詩集『Ambarvalia』(あんばるばりあ)に収められた「ギリシア的抒情詩」も読んでみましょう。

「コリコスの歌」「天気」「カプリの牧人」「雨」「菫」「太陽」「手」「眼」「皿」「栗の葉」「ガラス杯」「カリマコスの頭とVoyage Pittoresque」から成り立っています。
ここでは「天気」と「雨」を選びました。

「文学国語」の高校教科書にも所収されています。

ギリシャ的抒情詩

天気

(覆された宝石)のやうな朝
何人か戸口にて誰かとささやく
それは神の生誕の日

南風は柔い女神をもたらした。
青銅をぬらした、噴水をぬらした、
ツバメの羽と黄金の毛をぬらした、
潮をぬらし、砂をぬらし、魚をぬらした。
静かに寺院と風呂場と劇場をぬらした、
この静かな柔い女神の行列が
私の舌をぬらした

「旅人かへらず」の表現を何度も読み、その後で「ギリシア的抒情詩」を読み込むと「ぬらした」という言葉の繰り返しが、何を言いたかったのかが、大変気になります。

詩の余韻

広がりが最後に「舌」をぬらすという表現までもつれこむのが大変にユニークです。

「雨」がそれぞれの「存在」を新しくし、輝きを増すという事実を表現した詩だと理解することもできます。

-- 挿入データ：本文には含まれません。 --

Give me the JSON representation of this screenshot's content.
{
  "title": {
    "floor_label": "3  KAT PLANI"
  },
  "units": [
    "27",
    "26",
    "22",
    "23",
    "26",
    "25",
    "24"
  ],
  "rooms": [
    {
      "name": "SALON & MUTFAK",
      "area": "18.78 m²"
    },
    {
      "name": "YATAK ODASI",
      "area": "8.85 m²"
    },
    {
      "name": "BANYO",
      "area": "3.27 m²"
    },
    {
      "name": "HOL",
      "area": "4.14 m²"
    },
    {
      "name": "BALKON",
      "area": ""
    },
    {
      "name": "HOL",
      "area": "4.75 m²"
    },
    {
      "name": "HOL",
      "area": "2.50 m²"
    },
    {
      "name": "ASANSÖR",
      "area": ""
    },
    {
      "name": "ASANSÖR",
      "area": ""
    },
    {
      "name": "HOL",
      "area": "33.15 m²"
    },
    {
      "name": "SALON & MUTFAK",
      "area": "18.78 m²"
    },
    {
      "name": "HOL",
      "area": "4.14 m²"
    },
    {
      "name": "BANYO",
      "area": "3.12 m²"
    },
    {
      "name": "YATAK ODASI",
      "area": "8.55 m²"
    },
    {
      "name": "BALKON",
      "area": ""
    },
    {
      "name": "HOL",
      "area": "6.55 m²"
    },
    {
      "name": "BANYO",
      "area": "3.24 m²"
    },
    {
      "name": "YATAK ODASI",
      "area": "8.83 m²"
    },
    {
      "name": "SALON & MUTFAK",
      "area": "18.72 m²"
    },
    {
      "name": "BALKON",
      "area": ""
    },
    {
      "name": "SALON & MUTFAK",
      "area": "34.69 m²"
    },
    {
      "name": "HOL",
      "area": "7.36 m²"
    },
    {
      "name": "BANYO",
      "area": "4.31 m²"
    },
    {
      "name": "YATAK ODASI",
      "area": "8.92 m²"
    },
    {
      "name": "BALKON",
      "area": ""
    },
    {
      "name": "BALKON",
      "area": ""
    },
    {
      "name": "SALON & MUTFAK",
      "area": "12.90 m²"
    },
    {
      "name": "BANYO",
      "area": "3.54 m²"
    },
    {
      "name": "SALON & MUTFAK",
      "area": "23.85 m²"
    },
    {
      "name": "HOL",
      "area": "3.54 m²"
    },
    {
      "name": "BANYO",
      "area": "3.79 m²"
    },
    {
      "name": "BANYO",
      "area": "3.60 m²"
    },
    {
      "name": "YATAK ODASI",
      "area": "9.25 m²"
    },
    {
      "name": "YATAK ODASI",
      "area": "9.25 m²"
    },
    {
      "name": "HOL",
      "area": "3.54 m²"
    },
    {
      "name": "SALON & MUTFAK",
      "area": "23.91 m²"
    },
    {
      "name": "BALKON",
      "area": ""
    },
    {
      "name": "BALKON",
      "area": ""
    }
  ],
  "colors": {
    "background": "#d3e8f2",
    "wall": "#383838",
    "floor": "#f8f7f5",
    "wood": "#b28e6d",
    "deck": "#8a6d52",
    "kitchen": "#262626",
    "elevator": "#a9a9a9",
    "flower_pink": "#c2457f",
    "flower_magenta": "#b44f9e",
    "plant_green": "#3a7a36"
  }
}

ある評論家によれば、「旅人かへらず」の非常に湿った表現が、ギリシャ的抒情詩では俄かに乾いてしまったかのようです。

ギリシャの持つドライな風土が雨に濡れるたびに、新鮮な風景に変化していくさまは、不思議な味わいをもっています。

情景の1つ1つが濡れるたびに表情を新しくし、過去の汚れを流していきます。

ギリシャ的な風土を連想すると、雨そのものも神の恩寵に似た自然現象だということがよくわかるはずです。

この機会にぜひ、西脇順三郎の詩を味わってみてください。

不思議な余韻にひたれると思います。

今回も最後までお付き合いいただき、ありがとうございました。